Cet accord commercial a fait l'objet d'innombrables rebondissements depuis les premières négociations, lancées à la fin des années 1990.

Et pour cause: les deux camps sont fondamentalement divisés quant à ses effets.

Pour ses partisans, Berlin et Madrid en tête, ce texte va permettre de relancer l'économie européenne, en souffrance face à la concurrence de la Chine et aux droits de douane des Etats-Unis.

Pour ses détracteurs, le risque est au contraire de bousculer l'agriculture européenne avec des produits importés moins chers et pas forcément respectueux des normes de l'UE, faute de contrôles suffisants. On retrouve ici la France, la Pologne, et de nombreux agriculteurs.

Dans l'espoir d'amadouer ce camp-ci, Bruxelles a enchaîné les concessions ces derniers mois, dont des garanties renforcées pour les produits les plus sensibles.

Mais rien n'y a fait.

Equipés de tracteurs, fumigènes et drapeaux, les agriculteurs sont venus crier leur colère jusque dans les rues de Bruxelles et de Strasbourg, devant le Parlement européen.

Et le traité de libre-échange, qui facilite l'entrée en Europe de bœuf, sucre, riz, miel et soja sud-américains, avec des quotas de produits détaxés qui inquiètent les filières concernées, a finalement été signé mi-janvier.

- Diversifier les partenariats -

Le Parlement européen a dans la foulée saisi la justice pour vérifier la légalité de l'accord.

En attendant cette décision de la Cour de justice de l'UE, d'ici peut-être plus d'un an, la Commission a décidé d'appliquer cet accord de façon provisoire, ce qu'elle est en droit de faire.

Une décision là encore critiquée par la France - son président Emmanuel Macron a parlé d'une "mauvaise surprise" - et les agriculteurs.

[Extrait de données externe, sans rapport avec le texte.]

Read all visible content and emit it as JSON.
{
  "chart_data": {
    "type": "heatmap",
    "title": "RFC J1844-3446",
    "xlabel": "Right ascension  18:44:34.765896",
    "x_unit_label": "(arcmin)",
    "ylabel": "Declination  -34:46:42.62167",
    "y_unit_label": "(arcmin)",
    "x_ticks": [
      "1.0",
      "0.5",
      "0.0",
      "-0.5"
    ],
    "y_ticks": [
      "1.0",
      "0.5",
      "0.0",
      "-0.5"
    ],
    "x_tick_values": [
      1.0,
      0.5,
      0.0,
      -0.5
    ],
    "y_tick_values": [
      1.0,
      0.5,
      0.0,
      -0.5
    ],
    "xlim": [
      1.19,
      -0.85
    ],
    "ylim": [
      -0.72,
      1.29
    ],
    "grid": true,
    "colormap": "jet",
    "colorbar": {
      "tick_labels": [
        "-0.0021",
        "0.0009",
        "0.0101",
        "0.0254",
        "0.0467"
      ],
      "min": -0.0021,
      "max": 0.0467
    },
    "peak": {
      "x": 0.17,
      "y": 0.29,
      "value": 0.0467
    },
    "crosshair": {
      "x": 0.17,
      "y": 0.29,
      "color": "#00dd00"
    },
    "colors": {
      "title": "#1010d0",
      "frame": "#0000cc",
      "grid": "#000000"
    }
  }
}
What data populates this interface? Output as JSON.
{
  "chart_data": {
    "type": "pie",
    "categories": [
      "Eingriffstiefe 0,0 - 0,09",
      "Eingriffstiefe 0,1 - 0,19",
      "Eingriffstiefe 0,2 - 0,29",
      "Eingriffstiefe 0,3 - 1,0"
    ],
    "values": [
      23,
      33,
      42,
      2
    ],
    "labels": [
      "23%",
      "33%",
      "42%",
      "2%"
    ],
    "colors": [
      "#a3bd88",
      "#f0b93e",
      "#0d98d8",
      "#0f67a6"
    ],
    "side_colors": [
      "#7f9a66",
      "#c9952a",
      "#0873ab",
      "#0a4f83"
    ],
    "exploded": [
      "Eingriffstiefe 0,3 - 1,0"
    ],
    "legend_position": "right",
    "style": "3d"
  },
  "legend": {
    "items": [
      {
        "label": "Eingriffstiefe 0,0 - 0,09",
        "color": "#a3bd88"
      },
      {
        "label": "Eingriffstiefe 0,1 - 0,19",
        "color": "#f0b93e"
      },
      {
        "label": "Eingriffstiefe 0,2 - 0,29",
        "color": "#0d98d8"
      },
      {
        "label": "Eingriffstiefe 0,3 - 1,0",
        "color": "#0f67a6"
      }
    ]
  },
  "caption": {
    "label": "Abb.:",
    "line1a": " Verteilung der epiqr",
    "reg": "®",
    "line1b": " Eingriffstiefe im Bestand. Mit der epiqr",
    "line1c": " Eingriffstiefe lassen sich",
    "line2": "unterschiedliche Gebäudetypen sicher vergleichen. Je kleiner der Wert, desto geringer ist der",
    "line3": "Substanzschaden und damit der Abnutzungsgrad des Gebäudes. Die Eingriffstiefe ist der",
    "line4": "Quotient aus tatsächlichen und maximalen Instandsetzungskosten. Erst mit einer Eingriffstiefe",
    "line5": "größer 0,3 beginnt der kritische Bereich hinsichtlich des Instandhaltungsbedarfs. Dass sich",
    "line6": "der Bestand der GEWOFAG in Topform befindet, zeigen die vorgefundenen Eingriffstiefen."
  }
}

Au sein des cortèges du monde agricole, la présidente de la Commission européenne Ursula von der Leyen a souvent cristallisé les critiques, se faisant vilipender nommément.

Celle-ci rétorque que l'UE n'a d'autre choix que de diversifier ses partenariats commerciaux face au retour de Donald Trump à la Maison Blanche.

Elle a donc aussi scellé un accord commercial avec l'Inde fin janvier et avec l'Australie en mars.

Pour marquer l'entrée en vigueur de celui du Mercosur vendredi, la cheffe de l'exécutif européen échangera, aux côtés du président du Conseil européen, Antonio Costa, par visioconférence, avec les dirigeants des pays du Mercosur.